Informatics Seminar on Tuesday,March 11 at 9.30 - Marc Langheinrich

Staff - Faculty of Informatics

Start date: 11 March 2008

End date: 12 March 2008

The Faculty of Informatics is pleased to announce a seminar given by Marc Langheinrich

 

TITLE: Personal Privacy in Ubiquitous Computing
SPEAKER: Marc Langheinrich, Institute of Pervasive Computing, ETH Zurich
DATE: Tuesday, March 11, 2008
PLACE: USI Università della Svizzera italiana, Auditorium, Main building (Via G. Buffi 13)
TIME: 09:30 - 10:30

 

ABSTRACT:

Visions of future computing environments involve integrating tiny microelectronic processors and sensors into everyday objects in order to make them "smart." Today's technological trends like GPS-enabled mobile phones and RFID-tagged consumer items seem to herald a society where larger and larger parts of our lives will be digitized, in order to provide better services, cheaper goods, and improve health and safety.
At the same time, this potentially opens up our lives for others to inspect and search, creating a comprehensive surveillance network of unprecedented scale.
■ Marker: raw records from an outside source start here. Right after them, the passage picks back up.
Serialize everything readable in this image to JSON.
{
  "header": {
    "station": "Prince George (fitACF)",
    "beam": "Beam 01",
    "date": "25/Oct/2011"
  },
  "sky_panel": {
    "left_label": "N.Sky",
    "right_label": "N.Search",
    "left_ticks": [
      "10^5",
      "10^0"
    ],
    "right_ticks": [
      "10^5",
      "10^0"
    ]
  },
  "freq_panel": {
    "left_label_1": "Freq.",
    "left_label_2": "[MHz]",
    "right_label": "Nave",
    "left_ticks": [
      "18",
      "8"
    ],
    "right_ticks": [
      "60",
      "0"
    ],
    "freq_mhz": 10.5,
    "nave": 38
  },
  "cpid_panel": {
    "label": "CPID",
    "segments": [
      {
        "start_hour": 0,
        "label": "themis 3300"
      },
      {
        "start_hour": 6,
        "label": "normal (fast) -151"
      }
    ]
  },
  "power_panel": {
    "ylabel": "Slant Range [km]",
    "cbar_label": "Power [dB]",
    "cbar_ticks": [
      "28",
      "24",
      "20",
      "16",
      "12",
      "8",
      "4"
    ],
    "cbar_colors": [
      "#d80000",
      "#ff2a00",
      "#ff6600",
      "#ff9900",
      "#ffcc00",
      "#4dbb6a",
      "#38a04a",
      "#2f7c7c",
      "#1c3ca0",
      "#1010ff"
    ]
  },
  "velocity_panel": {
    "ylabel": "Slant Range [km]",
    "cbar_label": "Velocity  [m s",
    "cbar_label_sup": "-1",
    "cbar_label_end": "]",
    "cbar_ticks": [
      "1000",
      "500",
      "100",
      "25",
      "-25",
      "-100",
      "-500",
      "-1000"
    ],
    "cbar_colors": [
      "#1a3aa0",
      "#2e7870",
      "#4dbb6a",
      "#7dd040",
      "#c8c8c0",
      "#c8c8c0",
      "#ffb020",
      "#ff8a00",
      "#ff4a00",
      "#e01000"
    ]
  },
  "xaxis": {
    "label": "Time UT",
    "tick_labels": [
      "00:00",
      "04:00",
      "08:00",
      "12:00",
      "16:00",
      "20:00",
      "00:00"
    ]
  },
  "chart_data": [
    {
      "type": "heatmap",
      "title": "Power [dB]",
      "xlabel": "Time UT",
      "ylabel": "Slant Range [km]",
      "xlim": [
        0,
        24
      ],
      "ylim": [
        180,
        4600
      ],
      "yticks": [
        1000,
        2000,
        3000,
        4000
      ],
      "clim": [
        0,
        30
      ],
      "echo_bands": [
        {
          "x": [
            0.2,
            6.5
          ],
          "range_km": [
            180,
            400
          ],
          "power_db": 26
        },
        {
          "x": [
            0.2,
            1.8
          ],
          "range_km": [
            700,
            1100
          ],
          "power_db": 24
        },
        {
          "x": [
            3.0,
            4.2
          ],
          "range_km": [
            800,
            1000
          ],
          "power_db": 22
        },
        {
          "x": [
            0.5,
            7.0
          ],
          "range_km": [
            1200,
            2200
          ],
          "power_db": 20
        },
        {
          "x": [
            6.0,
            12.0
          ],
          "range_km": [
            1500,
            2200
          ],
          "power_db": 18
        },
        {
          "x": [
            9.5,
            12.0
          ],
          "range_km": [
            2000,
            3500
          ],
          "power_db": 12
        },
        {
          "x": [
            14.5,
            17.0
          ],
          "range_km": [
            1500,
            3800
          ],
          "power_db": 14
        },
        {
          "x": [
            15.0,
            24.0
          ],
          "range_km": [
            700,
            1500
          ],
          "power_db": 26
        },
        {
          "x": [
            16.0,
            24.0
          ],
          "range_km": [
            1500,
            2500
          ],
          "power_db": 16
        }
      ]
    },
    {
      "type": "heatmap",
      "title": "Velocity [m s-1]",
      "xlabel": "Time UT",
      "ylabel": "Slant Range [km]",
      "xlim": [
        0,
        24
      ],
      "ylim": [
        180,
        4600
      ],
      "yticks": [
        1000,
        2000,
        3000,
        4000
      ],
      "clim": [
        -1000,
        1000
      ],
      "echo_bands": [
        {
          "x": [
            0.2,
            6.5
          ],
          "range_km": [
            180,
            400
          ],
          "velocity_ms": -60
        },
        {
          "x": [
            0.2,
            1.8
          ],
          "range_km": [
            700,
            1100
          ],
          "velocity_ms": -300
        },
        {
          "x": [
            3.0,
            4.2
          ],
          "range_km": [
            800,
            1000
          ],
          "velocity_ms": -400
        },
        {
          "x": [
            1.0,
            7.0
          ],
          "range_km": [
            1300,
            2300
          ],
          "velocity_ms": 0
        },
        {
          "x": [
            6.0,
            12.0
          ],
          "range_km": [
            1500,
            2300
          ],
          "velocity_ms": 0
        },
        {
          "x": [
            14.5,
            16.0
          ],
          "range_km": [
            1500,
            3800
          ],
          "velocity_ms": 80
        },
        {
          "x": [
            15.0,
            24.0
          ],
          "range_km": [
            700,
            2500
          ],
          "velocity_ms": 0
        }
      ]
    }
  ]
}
In my talk, I want to briefly summarize the technical developments behind ubiquitous computing, introduce both the social and legal background of personal privacy, and then proceed to discuss the challenges that these new technologies pose in this arena, especially with respect to usability. I will use the example of an RFID privacy mechanism we developed at the ETH Zurich, based on shared secrets, for illustrating how we might have to adjust our current notions of personal privacy and security, in order to build privacy mechanisms that are useful, usable, and used.

 

BIOGRAPHY:

 

Marc Langheinrich is a senior researcher in the Institute for Pervasive Computing at the ETH Zurich, Switzerland. Before completing his PhD in the fields of ubiquitous computing and privacy in 2005 (at the ETH Zurich), he worked for several years as a researcher in both academia (Univ. of Washington, Seattle) and industry (NEC Research, Tokyo). Marc is one of the authors of P3P, a W3C-standard for privacy on the Web, and has published extensively on privacy and usability aspects of ubiquitous and pervasive computing systems.